Background: Systematic data regarding adolescent smoking are needed at the national level to support evidence-based tobacco control in China. The goal of this study was to estimate smoking prevalence among Chinese adolescents using published data.
Methods: Published studies were located electronically from the commonly used databases in Chinese and English, complemented by manual searching. Forty-five studies were selected of the 9771 retrieved from the databases. These studies targeted adolescents aged 12-17 or middle/high school students, were conducted during the 1981-2010, and had adequate data for meta-analysis. The 45 selected studies covered 52 sites in different parts of China. Smoking rates were estimated using the sample-weighted and random effect method.
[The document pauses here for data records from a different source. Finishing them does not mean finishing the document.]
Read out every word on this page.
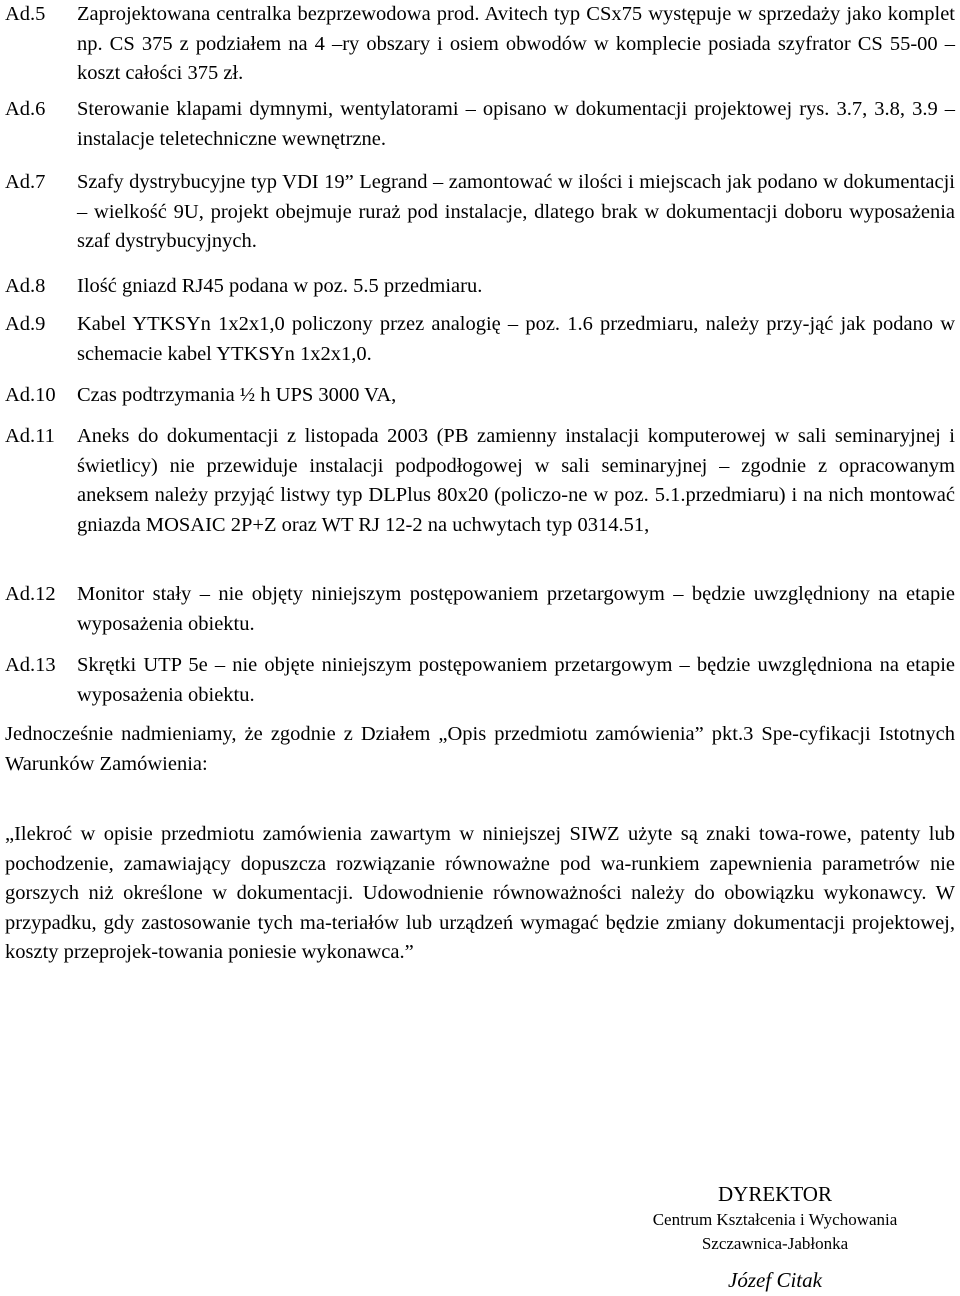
Ad.5	Zaprojektowana centralka bezprzewodowa prod. Avitech typ CSx75 występuje w sprzedaży jako komplet np. CS 375 z podziałem na 4 –ry obszary i osiem obwodów w komplecie posiada szyfrator CS 55-00 – koszt całości 375 zł.
Ad.6	Sterowanie klapami dymnymi, wentylatorami – opisano w dokumentacji projektowej rys. 3.7, 3.8, 3.9 – instalacje teletechniczne wewnętrzne.
Ad.7	Szafy dystrybucyjne typ VDI 19” Legrand – zamontować w ilości i miejscach jak podano w dokumentacji – wielkość 9U, projekt obejmuje ruraż pod instalacje, dlatego brak w dokumentacji doboru wyposażenia szaf dystrybucyjnych.
Ad.8	Ilość gniazd RJ45 podana w poz. 5.5 przedmiaru.
Ad.9	Kabel YTKSYn 1x2x1,0 policzony przez analogię – poz. 1.6 przedmiaru, należy przy-jąć jak podano w schemacie kabel YTKSYn 1x2x1,0.
Ad.10	Czas podtrzymania ½ h UPS 3000 VA,
Ad.11	Aneks do dokumentacji z listopada 2003 (PB zamienny instalacji komputerowej w sali seminaryjnej i świetlicy) nie przewiduje instalacji podpodłogowej w sali seminaryjnej – zgodnie z opracowanym aneksem należy przyjąć listwy typ DLPlus 80x20 (policzo-ne w poz. 5.1.przedmiaru) i na nich montować gniazda MOSAIC 2P+Z oraz WT RJ 12-2 na uchwytach typ 0314.51,
Ad.12	Monitor stały – nie objęty niniejszym postępowaniem przetargowym – będzie uwzględniony na etapie wyposażenia obiektu.
Ad.13	Skrętki UTP 5e – nie objęte niniejszym postępowaniem przetargowym – będzie uwzględniona na etapie wyposażenia obiektu.
Jednocześnie nadmieniamy, że zgodnie z Działem „Opis przedmiotu zamówienia” pkt.3 Spe-cyfikacji Istotnych Warunków Zamówienia:
„Ilekroć w opisie przedmiotu zamówienia zawartym w niniejszej SIWZ użyte są znaki towa-rowe, patenty lub pochodzenie, zamawiający dopuszcza rozwiązanie równoważne pod wa-runkiem zapewnienia parametrów nie gorszych niż określone w dokumentacji. Udowodnienie równoważności należy do obowiązku wykonawcy. W przypadku, gdy zastosowanie tych ma-teriałów lub urządzeń wymagać będzie zmiany dokumentacji projektowej, koszty przeprojek-towania poniesie wykonawca.”
DYREKTOR
Centrum Kształcenia i Wychowania
Szczawnica-Jabłonka
Józef Citak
Results: The estimated prevalence rate of lifetime smoking (ever smoked) varied within a narrow range (39.04%-46.03%) for males and progressively increased from 2.47% in 1981-1985 to 19.72% in 2001-2005 for females. The prevalence rate of current (30-day) smoking for males declined from 26.62% in 1981-1985 to 10.86% in 1996-2000 before increasing again. The prevalence of current smoking for females increased from 0.29% in 1981-1985 to 3.26% in 2006-2010.
Conclusions: The high levels of male smoking and the rapid increase in female smoking indicate growing burdens from tobacco-related diseases, underscoring the urgent need to strengthen adolescent tobacco control in China.